Clearly, we all have a life outside of the MBA. Particularly fascinating to me is that the phase of life during which one tends to embark on an MBA also coincides remarkably well with other evolutionary life events – namely having a family. So perhaps what’s not fully appreciated (or at least something I’ve personally not sufficiently articulated), is the huge web of support networks that exist for many of us to be able to do an MBA in the first place.

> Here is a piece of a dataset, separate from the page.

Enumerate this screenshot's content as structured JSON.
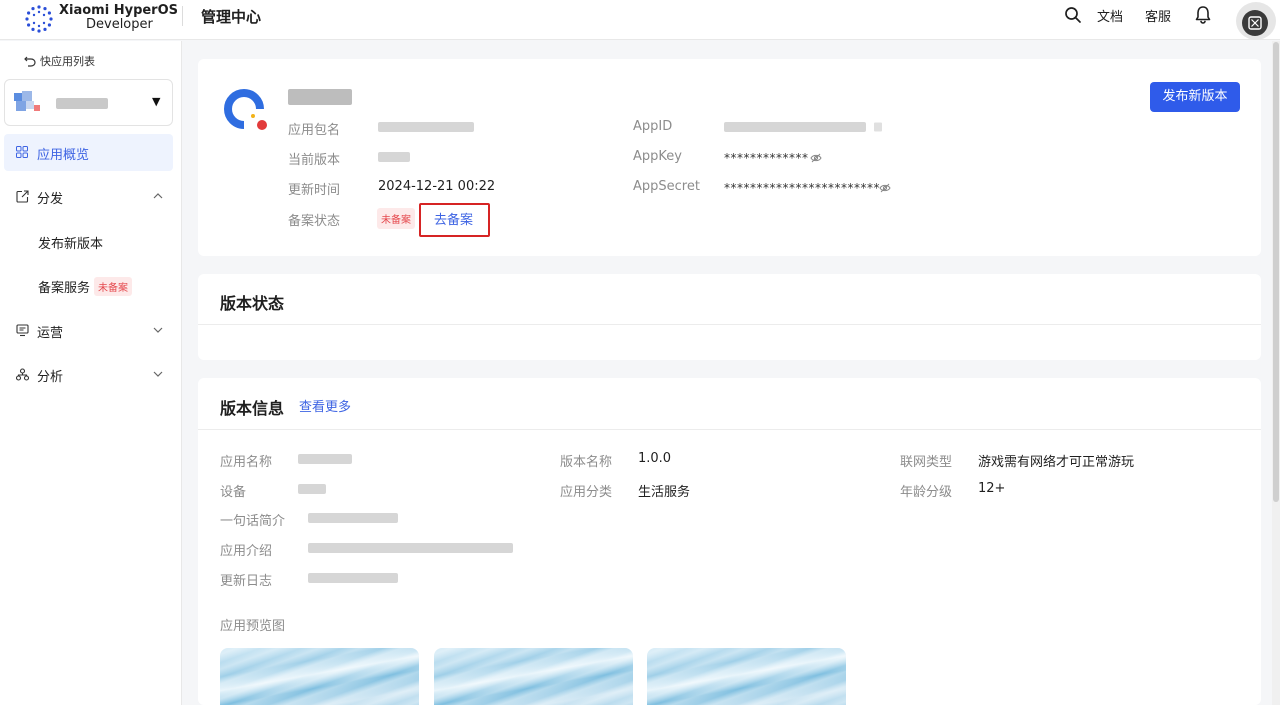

To give you a sense of what this looks like as the primary carer of a young child, for me to be sitting next to you in class means someone else needs to give up their time to step in for me. Partners need to leave work early, often entailing car swaps in the city with screaming offspring in the back; rearrange their work schedules or move conference calls until well after bed time to get our toddler home, fed, bathed and in bed.
Weekend classes mean that while I’m swanning around campus in a civilised fashion, there is a combination of parents, grandparents and occasionally neighbours rolling up their sleeves to help care for my son in order to facilitate my learning. In truth, the precision timing and strategy required for it to be possible for me to be on campus makes a hostile takeover look straightforward.

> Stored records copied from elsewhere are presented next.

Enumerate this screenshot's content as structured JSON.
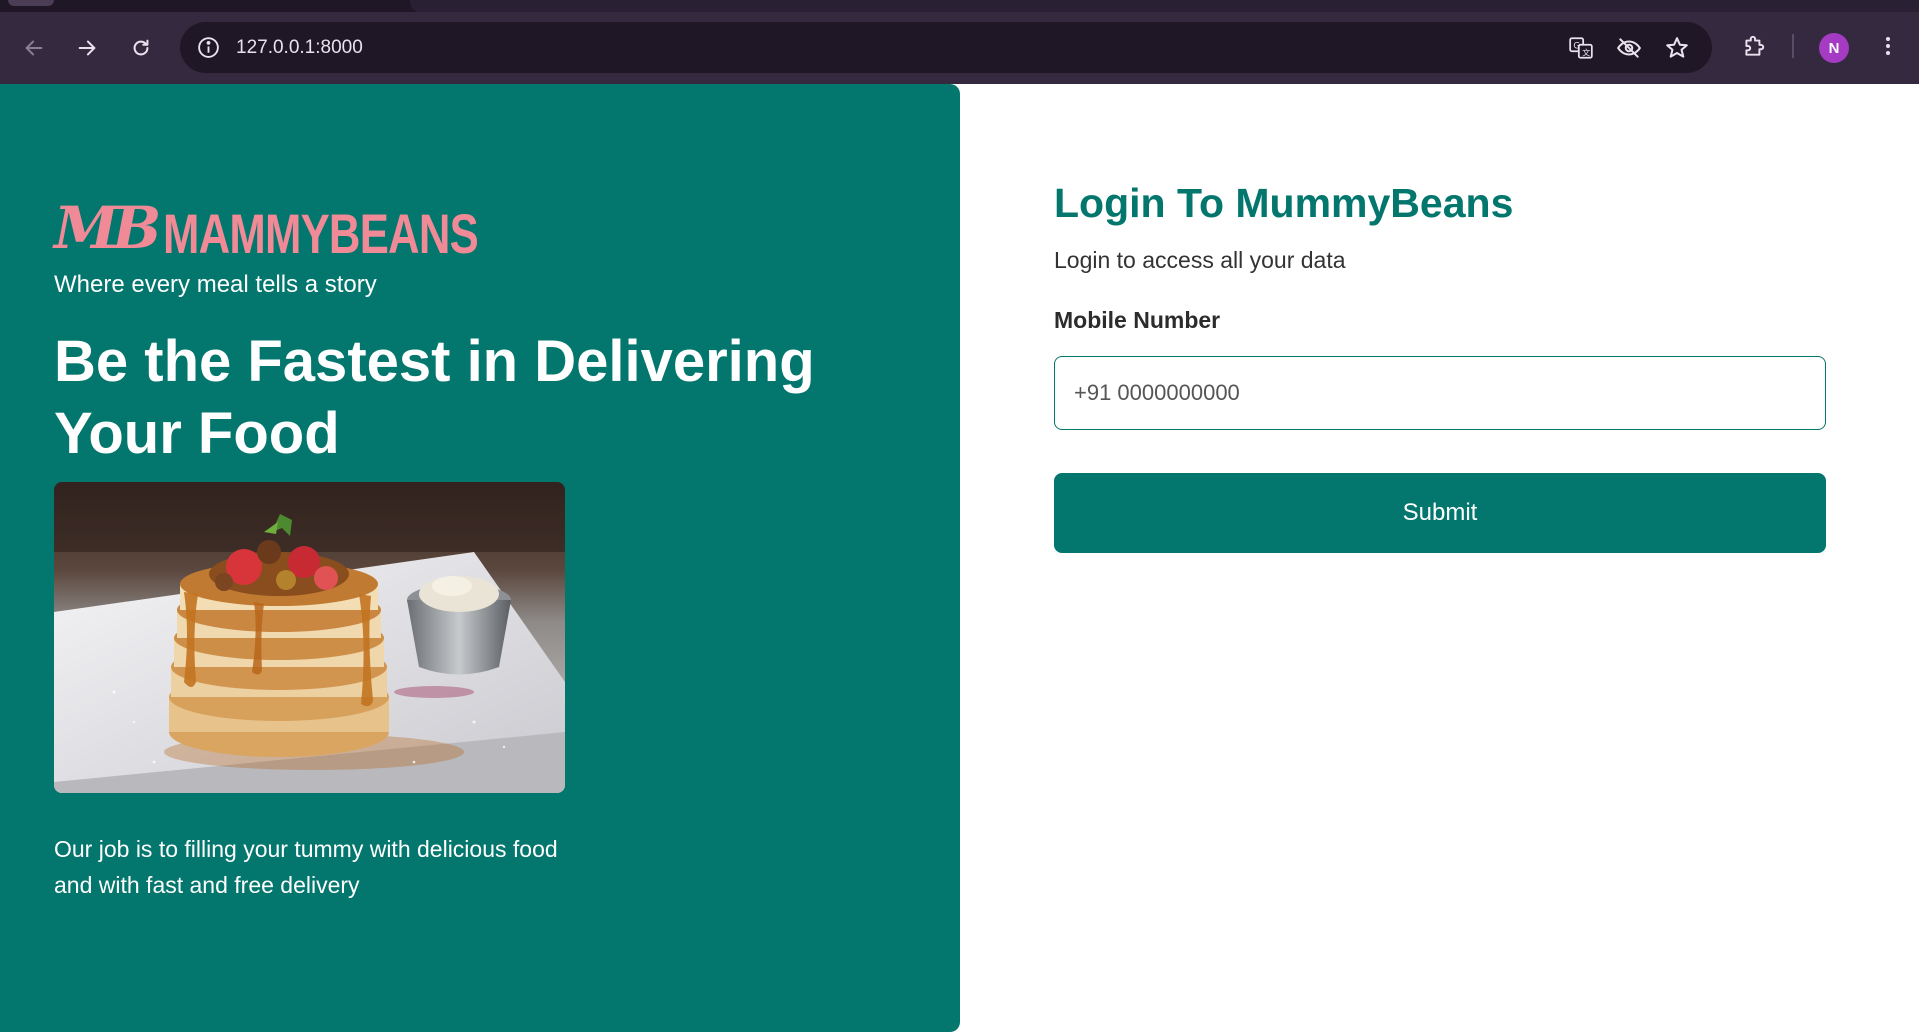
{
  "browser": {
    "url": "127.0.0.1:8000",
    "profile_initial": "N",
    "icons": {
      "back": "arrow-left-icon",
      "forward": "arrow-right-icon",
      "reload": "reload-icon",
      "site_info": "info-icon",
      "translate": "translate-icon",
      "tracking": "eye-off-icon",
      "bookmark": "star-icon",
      "extensions": "puzzle-icon",
      "menu": "kebab-menu-icon"
    }
  },
  "hero": {
    "logo_mark": "MB",
    "logo_text": "MAMMYBEANS",
    "tagline": "Where every meal tells a story",
    "headline": "Be the Fastest in Delivering Your Food",
    "description": "Our job is to filling your tummy with delicious food and with fast and free delivery",
    "accent_color": "#03766d",
    "logo_color": "#f08a96"
  },
  "login": {
    "title": "Login To MummyBeans",
    "subtitle": "Login to access all your data",
    "mobile_label": "Mobile Number",
    "mobile_placeholder": "+91 0000000000",
    "mobile_value": "",
    "submit_label": "Submit"
  }
}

And it’s not just us parents; recall the family birthdays we’ve all missed out on, friends we’ve not seen in what seems like forever. Thank God we’ve mastered the art of recognition feedback.
There’s no doubt that it’s all worth it. Rather, as we start the 2015 MBA year, and classes and assignments begin to ramp up, I’d like to thank in advance the small to medium sized village that donates their time, blood, sweat and tears to make it happen for me and many of my colleagues. We couldn’t do it without you.